I'm aware of at least one group in the GA4GH that uses RDF internally, then converts into the custom schemas produced by the group in order to maintain compatibility with the top-down designs of the project. I believe this is the phenotype group. These are the people who are most interested what the author of the linked page is describing, they have decided to use the technology you believe is doomed to fail. But, they aren't failing. As far as I can tell from their presentations they are one of two or three groups in the project that have produced a functioning system.

It's very easy so say that hard things are impossible. This tends to keep them that way. I doubt we have any other viable option for building large distributed knowledge systems. The fact that these don't exist does not mean they are impossible to construct, but simply that no one has managed to do so yet. People leveled the same kinds of arguments against neural networks up until a few years ago, saying that they were a nice idea but destined to fail because they were too hard.

> So I think they're focusing on areas where they are likely to succeed (collection and processing of large amounts of raw and derived data using pretty conventional processes, but at a much larger scale, with a solid authentication and access mechanism).

The scales we're talking about are not even an order of magnitude above that which existing techniques allow. So I agree that they will succeed insofar as they simply adopt these existing community-driven standards and slap access control on top. However, in terms of generating new data models for genomics, I'm not so convinced that the centralized design and API-based approach which they are taking will work. I guess we will have to meet back here in a few years and see what happened.

x1k · on Dec 14, 2015

For NN, we have a clear target: for example, beat HMM on speech recognition. To achieve that, you write a tool on some standard test data sets. You don't need to interact with many parties. NN is only technically hard. For GA4GH, things are quite different. Technically, it is hard, but it is much simpler than NN in my view. What is hard is 1) we lack a target and 2) the communications between developers and users. People don't know what we need, don't know what is the right approach and don't know how to evaluate the success. They have changed course back and forth, and still have clashes between programmers and those with more biological background.

heuermh · on Dec 15, 2015

Curious of your affiliation, if you're willing to provide it. I recently joined the Big Data Genomics team at UC Berkeley AMPLab, a GA4GH contributor.

I was initially quite impressed with the GA4GH effort, because it was transparent and producing useful things, in terms of schema and code in github repositories. I am afraid now it has all gone working groups and private email threads and very little is happening in the open any more.

I wish I understood semantic web. I've built more than one system on it but have never found a use case that sells it for me.

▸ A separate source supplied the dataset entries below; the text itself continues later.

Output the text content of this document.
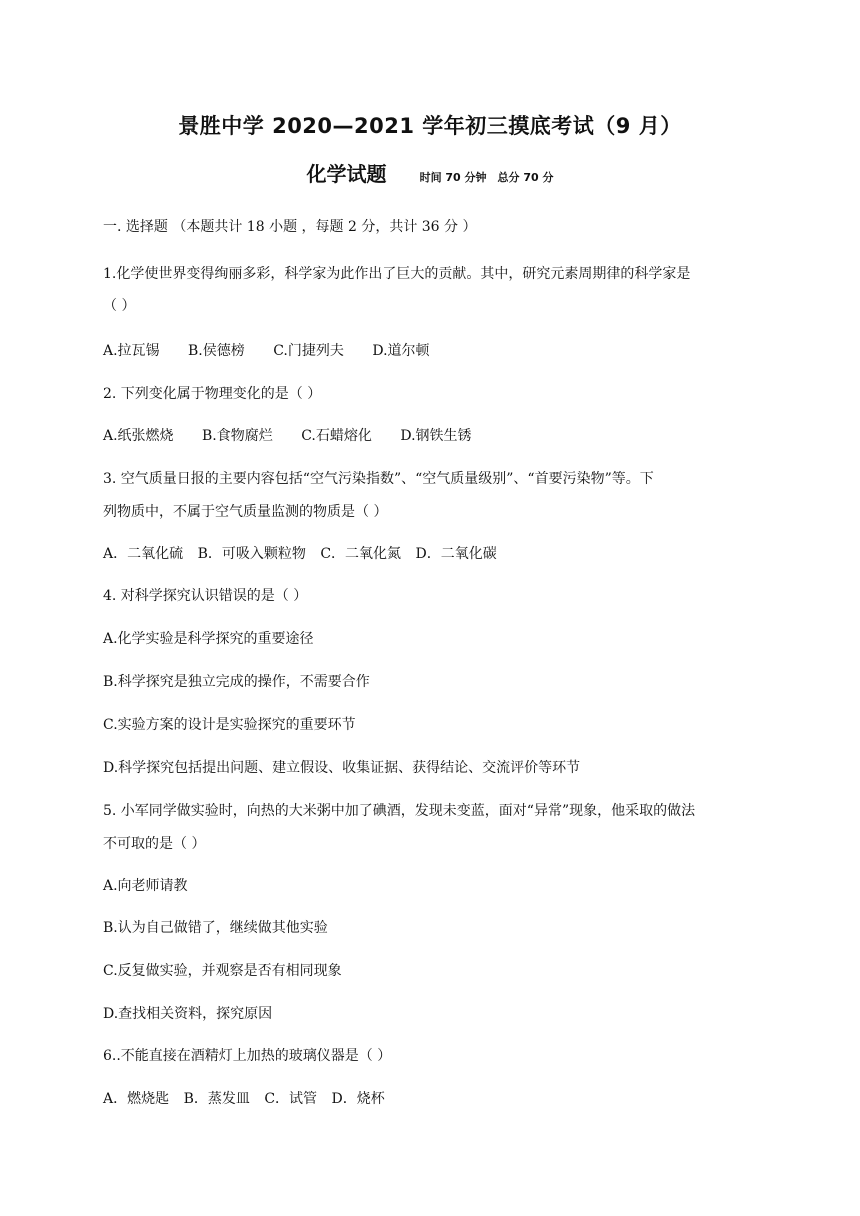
景胜中学 2020—2021 学年初三摸底考试（9 月）
化学试题	时间 70 分钟　总分 70 分
一. 选择题 （本题共计 18 小题 ，每题 2 分，共计 36 分 ）
1.化学使世界变得绚丽多彩，科学家为此作出了巨大的贡献。其中，研究元素周期律的科学家是
（ ）
A.拉瓦锡 B.侯德榜 C.门捷列夫 D.道尔顿
2. 下列变化属于物理变化的是（ ）
A.纸张燃烧 B.食物腐烂 C.石蜡熔化 D.钢铁生锈
3. 空气质量日报的主要内容包括“空气污染指数”、“空气质量级别”、“首要污染物”等。下
列物质中，不属于空气质量监测的物质是（ ）
A．二氧化硫 B．可吸入颗粒物 C．二氧化氮 D．二氧化碳
4. 对科学探究认识错误的是（ ）
A.化学实验是科学探究的重要途径
B.科学探究是独立完成的操作，不需要合作
C.实验方案的设计是实验探究的重要环节
D.科学探究包括提出问题、建立假设、收集证据、获得结论、交流评价等环节
5. 小军同学做实验时，向热的大米粥中加了碘酒，发现未变蓝，面对“异常”现象，他采取的做法
不可取的是（ ）
A.向老师请教
B.认为自己做错了，继续做其他实验
C.反复做实验，并观察是否有相同现象
D.查找相关资料，探究原因
6..不能直接在酒精灯上加热的玻璃仪器是（ ）
A．燃烧匙 B．蒸发皿 C．试管 D．烧杯
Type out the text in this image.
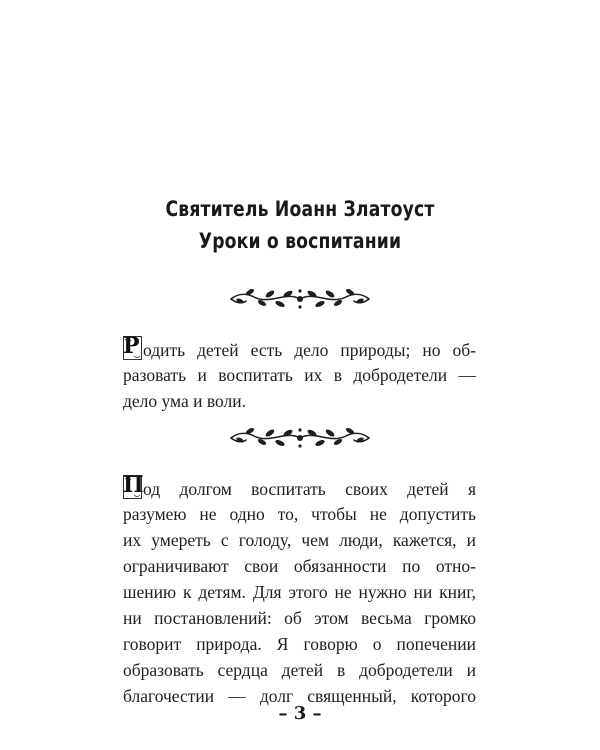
Святитель Иоанн Златоуст
Уроки о воспитании
Р одить детей есть дело природы; но об-
разовать и воспитать их в добродетели —
дело ума и воли.
П од долгом воспитать своих детей я
разумею не одно то, чтобы не допустить
их умереть с голоду, чем люди, кажется, и
ограничивают свои обязанности по отно-
шению к детям. Для этого не нужно ни книг,
ни постановлений: об этом весьма громко
говорит природа. Я говорю о попечении
образовать сердца детей в добродетели и
благочестии — долг священный, которого
– 3 –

nikolamilosevic · on Dec 18, 2015

Since this sparked quite an interest, I have created a mailing list and wiki. For more information about idea, you can read here http://inspiratron.org/blog/2015/12/18/starting-an-effort-to... where you can find the links to mailing list and wiki. I believe that would be the more appropriate place to collect all efforts that currently exist, index them and maybe try to integrate them and make them interoperable. Please join the mailing list.

eggie · on Dec 13, 2015

I'm curious if the author knows about DisGeNET: https://en.m.wikipedia.org/wiki/DisGeNET.

The whole idea of the semantic web is exactly what the author is getting at. I'm curious why this is rarely regarded as a serious basis for such an effort like that which the author is promoting.

IndianAstronaut · on Dec 13, 2015

Didn't Galaxy want to do this as well?

afandian · on Dec 13, 2015

ContentMine.org seems to have similar aims.